Entre quem mantém religiosamente a rotina de beleza e quem simplifica tudo para ganhar tempo, os portugueses dividem-se. Um terço (33%) tenta seguir exatamente os mesmos cuidados do dia a dia, enquanto outros 33% adaptam os rituais consoante o destino: seja praia, cidade ou natureza. Já 19% assumem uma abordagem mais minimalista, reduzindo passos para aproveitar melhor a viagem.

Quando o tema é fazer a mala, há um ponto em que os portugueses são praticamente unânimes: mais vale prevenir. A maioria (59%) admite levar mais do que um par de roupa interior por dia, só por precaução. Outros 33% levam um par por dia, certinhos, e apenas 5% arriscam levar menos e lavar durante a viagem.

A tendência de levar roupa interior extra é mais frequente entre as mulheres (68%) do que entre os homens (49%), e também mais comum entre os viajantes mais jovens, com entre 18 e 24 anos (72%). Quando comparados com os outros países incluídos no estudo global, os portugueses destacam-se por esta preocupação: Portugal é dos países onde mais viajantes afirmam levar mais do que um par de roupa interior por dia, ficando apenas atrás dos EUA (64%) nesta matéria.

E se já se leva tudo contado (e reforçado), lavar roupa durante as férias acaba por não entrar nos planos. De facto, 37% dos portugueses dizem que raramente lavam roupa quando estão fora de casa, colocando-nos entre as nacionalidades que menos recorrem a esta tarefa enquanto viajam. Afinal, férias são férias.
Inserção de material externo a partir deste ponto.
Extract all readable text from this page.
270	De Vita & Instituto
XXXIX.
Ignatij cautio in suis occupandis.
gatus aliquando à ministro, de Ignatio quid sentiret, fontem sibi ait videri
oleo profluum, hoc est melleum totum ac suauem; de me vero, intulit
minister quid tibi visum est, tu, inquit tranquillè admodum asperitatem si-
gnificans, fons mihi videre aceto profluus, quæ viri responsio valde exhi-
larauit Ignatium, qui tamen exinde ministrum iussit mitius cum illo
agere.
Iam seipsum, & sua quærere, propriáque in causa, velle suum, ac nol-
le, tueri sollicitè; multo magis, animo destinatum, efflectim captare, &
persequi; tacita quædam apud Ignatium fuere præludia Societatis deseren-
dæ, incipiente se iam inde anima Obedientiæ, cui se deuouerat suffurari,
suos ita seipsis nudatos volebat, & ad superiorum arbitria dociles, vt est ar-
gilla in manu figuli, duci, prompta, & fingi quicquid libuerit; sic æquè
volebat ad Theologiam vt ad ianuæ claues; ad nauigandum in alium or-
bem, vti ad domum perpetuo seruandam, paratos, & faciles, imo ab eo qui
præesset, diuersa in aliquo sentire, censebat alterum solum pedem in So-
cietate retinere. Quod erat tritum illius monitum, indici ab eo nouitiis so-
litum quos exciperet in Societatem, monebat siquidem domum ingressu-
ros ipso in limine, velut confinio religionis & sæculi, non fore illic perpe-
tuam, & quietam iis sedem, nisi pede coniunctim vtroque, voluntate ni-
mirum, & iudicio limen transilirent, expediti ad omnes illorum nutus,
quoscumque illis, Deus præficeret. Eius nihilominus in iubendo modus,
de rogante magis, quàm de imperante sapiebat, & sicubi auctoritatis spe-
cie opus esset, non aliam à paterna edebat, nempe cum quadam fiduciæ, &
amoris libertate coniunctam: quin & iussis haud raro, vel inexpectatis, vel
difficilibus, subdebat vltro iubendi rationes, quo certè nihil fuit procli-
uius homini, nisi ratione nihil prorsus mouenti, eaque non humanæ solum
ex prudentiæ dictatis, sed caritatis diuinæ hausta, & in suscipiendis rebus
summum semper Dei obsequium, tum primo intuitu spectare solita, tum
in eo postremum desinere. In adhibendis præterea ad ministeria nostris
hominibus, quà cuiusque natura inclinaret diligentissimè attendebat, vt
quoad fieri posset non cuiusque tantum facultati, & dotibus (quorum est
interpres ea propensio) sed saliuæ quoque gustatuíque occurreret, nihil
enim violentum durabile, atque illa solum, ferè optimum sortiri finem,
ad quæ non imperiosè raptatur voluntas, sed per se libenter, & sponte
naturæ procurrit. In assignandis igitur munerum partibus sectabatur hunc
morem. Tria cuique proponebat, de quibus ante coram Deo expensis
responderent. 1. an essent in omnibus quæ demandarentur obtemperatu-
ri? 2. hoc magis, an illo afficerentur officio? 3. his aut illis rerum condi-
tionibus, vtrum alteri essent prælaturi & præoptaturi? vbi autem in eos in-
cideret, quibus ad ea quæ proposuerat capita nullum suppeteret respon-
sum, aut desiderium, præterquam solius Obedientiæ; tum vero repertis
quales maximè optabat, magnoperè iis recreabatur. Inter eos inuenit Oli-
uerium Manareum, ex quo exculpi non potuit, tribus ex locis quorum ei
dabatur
O regresso a casa também não escapa a rituais bem definidos e aqui as opiniões dividem-se. Para 29%, nada bate um banho imediato antes de pensar em desfazer a mala. Outros 24% preferem tratar logo da arrumação, idealmente sobre uma cama já preparada com roupa lavada. Há ainda os mais cautelosos (23%), que abrem a mala na garagem e seguem diretamente para a máquina da roupa, num ciclo bem quente.

Já os mais jovens voltam a destacar-se… pela procrastinação: 13% admitem deixar a mala fechada no chão durante três a cinco dias, um hábito especialmente comum entre os 18 e os 24 anos. No extremo oposto estão os viajantes com 65 anos ou mais, dos quais 42% desfazem a mala imediatamente e com tudo bem organizado.